Un currante, un trabajador cualquiera de cualquier lugar de España, sale cada mañana en su coche hacia su fábrica, cuando el día empieza a despuntar. Durante el trayecto, va escuchando atentamente las primeras noticias de una emisora de radio, de cualquier emisora de radio, y se sorprende repetidamente ante ciertas barbaridades que, ya de buena mañana, y sin que al parecer nadie haga nada por evitarlo, expelen por la boca algunos profesionales de los medios de comunicación.

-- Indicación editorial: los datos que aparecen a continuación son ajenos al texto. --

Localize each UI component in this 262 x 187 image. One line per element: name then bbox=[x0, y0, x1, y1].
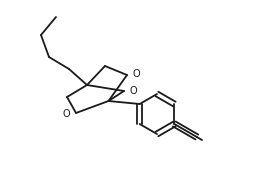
Text: O: O bbox=[63, 108, 70, 119]
Text: O: O bbox=[133, 69, 140, 79]
Text: O: O bbox=[130, 86, 138, 96]
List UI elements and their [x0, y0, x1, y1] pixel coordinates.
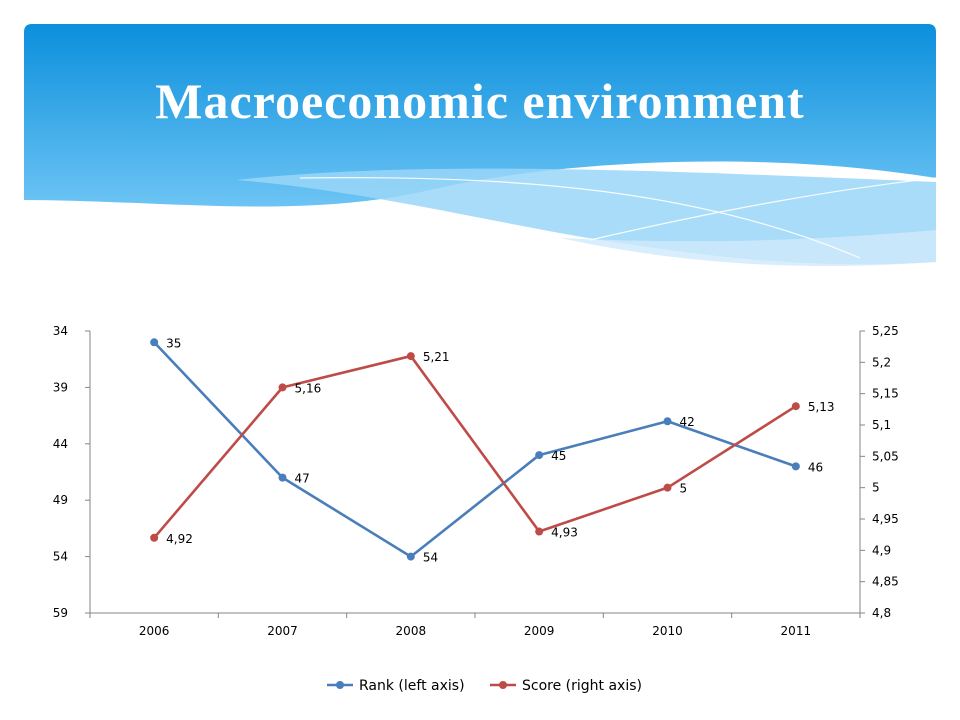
series-line-1 — [153, 354, 797, 539]
right-axis-tick-label: 4,8 — [872, 606, 891, 620]
right-axis-tick-label: 5,1 — [872, 418, 891, 432]
data-label: 5,16 — [295, 381, 322, 395]
data-label: 5,21 — [423, 350, 450, 364]
data-point — [663, 483, 672, 492]
chart-axes: 34 39 44 49 54 59 5,25 5,2 5,15 5,1 5,05 5 4,95 4,9 4,… — [53, 324, 899, 638]
chart-legend: Rank (left axis) Score (right axis) — [327, 678, 642, 694]
data-point — [791, 402, 800, 411]
left-axis-tick-label: 59 — [53, 606, 68, 620]
right-axis-tick-label: 5,25 — [872, 324, 899, 338]
right-axis-tick-label: 4,9 — [872, 543, 891, 557]
data-label: 35 — [166, 336, 181, 350]
data-point — [150, 338, 159, 347]
right-axis-tick-label: 5 — [872, 481, 880, 495]
x-axis-tick-label: 2009 — [524, 624, 555, 638]
x-axis-tick-label: 2011 — [781, 624, 812, 638]
right-axis-tick-label: 5,15 — [872, 387, 899, 401]
dual-axis-line-chart: 34 39 44 49 54 59 5,25 5,2 5,15 5,1 5,05 5 4,95 4,9 4,… — [53, 324, 899, 694]
x-axis-tick-label: 2006 — [139, 624, 170, 638]
legend-label: Rank (left axis) — [359, 678, 465, 694]
data-label: 46 — [808, 460, 823, 474]
data-point — [150, 533, 159, 542]
data-label: 5,13 — [808, 400, 835, 414]
data-label: 45 — [551, 449, 566, 463]
x-axis-tick-label: 2007 — [267, 624, 298, 638]
left-axis-tick-label: 34 — [53, 324, 68, 338]
data-point — [406, 552, 415, 561]
right-axis-tick-label: 5,2 — [872, 355, 891, 369]
banner-swoosh-line — [299, 177, 861, 259]
right-axis-tick-label: 4,95 — [872, 512, 899, 526]
left-axis-tick-label: 39 — [53, 380, 68, 394]
data-label: 47 — [295, 472, 310, 486]
data-label: 42 — [680, 415, 695, 429]
banner-swoosh-line-2 — [589, 177, 937, 241]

El currante, que es hombre que se fija mucho, como los búhos, hace acopio de dislates, los estudia, los contrasta, les da forma, y deja que el autor del libro haga con ellos una exposición, un catálogo de errores lingüísticos del periodismo, la clase política y la publicidad; un desarrollo en ocasiones muy detallado del panorama lingüístico de nuestro país, salpicado a la vez de narraciones, historietas y ocurrentes recursos que lo hacen alejarse de lo que sería un estricto y árido tratado de lengua.
Un currante a eso de la amanecida no se parece a nada que se haya podido escribir sobre los desatinos del lenguaje. Usted lo advertirá inmediatamente, nada más leer unas cuantas páginas. Será porque el currante no es en modo alguno un erudito, ni especialista en lengua. Es más o menos como usted.